VPN Plus expands secure connection options beyond the PPTP, Open VPN and L2TP/IPsec options in the original VPN Server add-on, which is still available, but now marked as a "legacy" package. VPN Plus adds licensed Synology SSL VPN, clientless WebVPN and SSTP options to the non-licensed PPTP, OpenVPN and L2TP/IPsec options supported in the original VPN server add-on. One license is included for the new VPN servers, with the ability to purchase more licenses coming later.

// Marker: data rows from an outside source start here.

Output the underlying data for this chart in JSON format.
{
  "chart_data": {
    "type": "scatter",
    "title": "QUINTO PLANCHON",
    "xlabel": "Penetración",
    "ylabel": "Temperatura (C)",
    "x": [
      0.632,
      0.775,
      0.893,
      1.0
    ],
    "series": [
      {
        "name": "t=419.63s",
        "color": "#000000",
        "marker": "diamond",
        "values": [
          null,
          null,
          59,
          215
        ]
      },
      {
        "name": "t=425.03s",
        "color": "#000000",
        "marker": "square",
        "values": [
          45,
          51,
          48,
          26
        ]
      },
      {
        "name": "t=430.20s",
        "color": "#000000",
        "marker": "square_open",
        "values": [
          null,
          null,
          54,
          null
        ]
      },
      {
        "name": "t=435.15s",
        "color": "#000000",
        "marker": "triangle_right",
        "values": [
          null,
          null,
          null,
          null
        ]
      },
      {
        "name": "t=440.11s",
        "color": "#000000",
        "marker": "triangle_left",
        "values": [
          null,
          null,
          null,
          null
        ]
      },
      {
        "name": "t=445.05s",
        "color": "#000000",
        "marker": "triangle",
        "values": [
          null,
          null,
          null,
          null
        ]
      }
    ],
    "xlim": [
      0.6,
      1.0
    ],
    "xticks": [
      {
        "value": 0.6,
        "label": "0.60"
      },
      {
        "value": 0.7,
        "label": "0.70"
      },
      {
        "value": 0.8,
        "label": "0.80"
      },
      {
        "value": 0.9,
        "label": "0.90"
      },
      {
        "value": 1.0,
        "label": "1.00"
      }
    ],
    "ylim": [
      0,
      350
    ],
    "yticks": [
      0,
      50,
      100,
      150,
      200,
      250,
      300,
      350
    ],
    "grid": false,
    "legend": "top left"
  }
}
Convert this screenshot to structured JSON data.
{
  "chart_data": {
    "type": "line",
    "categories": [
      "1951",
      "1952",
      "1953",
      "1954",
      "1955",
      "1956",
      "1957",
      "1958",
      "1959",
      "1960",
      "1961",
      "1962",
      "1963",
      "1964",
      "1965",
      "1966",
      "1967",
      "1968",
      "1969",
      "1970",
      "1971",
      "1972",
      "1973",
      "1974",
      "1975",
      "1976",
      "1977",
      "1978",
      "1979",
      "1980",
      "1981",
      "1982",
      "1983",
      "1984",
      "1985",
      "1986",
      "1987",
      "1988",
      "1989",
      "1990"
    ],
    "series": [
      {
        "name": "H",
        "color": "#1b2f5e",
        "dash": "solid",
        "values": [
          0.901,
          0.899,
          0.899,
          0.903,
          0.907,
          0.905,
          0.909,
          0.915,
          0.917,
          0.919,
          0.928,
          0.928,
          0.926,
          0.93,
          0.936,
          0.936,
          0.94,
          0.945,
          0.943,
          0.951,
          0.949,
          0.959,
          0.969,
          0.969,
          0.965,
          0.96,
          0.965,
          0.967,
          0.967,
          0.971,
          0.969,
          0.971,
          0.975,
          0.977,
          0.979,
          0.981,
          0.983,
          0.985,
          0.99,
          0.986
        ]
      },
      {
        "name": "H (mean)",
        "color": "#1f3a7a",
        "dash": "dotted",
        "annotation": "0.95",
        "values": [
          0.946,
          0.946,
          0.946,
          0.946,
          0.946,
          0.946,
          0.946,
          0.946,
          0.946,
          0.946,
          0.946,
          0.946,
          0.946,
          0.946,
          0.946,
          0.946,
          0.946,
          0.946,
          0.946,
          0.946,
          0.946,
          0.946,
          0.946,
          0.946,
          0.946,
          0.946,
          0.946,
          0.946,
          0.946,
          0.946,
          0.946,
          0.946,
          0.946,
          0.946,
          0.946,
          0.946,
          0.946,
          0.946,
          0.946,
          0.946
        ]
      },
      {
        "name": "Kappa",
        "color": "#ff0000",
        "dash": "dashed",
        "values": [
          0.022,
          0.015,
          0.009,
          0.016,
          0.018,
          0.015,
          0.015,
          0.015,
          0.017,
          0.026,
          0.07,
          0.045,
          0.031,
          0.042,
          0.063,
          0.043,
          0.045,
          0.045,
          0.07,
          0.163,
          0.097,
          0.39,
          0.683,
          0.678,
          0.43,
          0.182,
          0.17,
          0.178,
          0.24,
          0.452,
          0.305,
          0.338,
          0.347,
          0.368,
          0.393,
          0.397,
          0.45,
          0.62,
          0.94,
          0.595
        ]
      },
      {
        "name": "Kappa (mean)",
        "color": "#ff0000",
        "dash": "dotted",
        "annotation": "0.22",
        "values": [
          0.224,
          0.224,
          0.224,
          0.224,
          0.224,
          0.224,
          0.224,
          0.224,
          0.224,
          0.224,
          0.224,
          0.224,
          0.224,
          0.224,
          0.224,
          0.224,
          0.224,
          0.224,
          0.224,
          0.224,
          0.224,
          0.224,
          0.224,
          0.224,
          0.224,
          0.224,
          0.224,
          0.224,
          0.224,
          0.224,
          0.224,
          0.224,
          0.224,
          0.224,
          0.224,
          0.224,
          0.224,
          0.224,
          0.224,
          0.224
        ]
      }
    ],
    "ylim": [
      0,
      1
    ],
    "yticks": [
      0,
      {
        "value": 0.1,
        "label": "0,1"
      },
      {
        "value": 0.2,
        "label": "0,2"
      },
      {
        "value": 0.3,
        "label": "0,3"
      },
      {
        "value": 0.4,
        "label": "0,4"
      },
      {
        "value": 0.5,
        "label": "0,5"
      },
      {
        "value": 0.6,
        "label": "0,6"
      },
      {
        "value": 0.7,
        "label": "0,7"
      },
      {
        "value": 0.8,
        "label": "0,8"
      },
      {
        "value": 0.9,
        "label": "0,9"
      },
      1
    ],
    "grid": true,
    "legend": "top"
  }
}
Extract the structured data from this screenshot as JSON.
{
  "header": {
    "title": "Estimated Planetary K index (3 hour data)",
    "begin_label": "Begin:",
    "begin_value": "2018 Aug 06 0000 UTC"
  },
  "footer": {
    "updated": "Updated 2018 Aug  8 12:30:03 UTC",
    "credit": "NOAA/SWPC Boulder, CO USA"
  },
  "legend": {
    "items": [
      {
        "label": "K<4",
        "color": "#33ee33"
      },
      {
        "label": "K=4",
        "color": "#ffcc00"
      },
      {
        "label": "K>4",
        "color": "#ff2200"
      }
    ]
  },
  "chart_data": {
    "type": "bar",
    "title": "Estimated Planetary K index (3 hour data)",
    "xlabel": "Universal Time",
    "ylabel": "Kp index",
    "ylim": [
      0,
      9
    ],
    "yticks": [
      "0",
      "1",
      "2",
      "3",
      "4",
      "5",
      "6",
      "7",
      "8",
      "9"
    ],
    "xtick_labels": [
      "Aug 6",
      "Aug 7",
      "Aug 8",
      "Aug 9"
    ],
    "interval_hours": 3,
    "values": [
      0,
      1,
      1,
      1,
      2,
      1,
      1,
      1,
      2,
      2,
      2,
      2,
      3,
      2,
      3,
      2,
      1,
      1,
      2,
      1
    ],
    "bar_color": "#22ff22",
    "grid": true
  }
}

Intrusion Protection add-on package
While we're reviewing features, let's take a quick look at Wireless controls. WPS is supported and enabled for PIN and push button methods by default, but can be disabled. Although it's not a wireless feature, but is of interest for security, UPnP is also enabled by default, but can also be disabled. A list of devices and ports opened by UPnP is also available.
As mentioned above, Smart Connect aka band steering is supported and can be tweaked by signal strength, load balancing or both as shown below.
Smart Connect settings
A guest network can be enabled for each band. Each has controls for wireless security, enable time, AP isolation (prevents clients from communicating with each other) and local network access. Wireless controls for each band are shown below. Some settings shown have been changed from the defaults, which set channel to Auto. Transmit power options are high / medium / low and WPA/WPA2 Enterprise options are also supported. Some 5 GHz DFS channels are supported, too (52,56,60,64,100,104,108,112), but channel 165 is not when channel width is set to 20/40/80 MHz. If you set this selector to 20 MHz, you'll see channel 165.
The only glaring omission is support for wireless bridging (Synology says is will add support for WDS bridging "later this year"). But the router can be set to AP mode.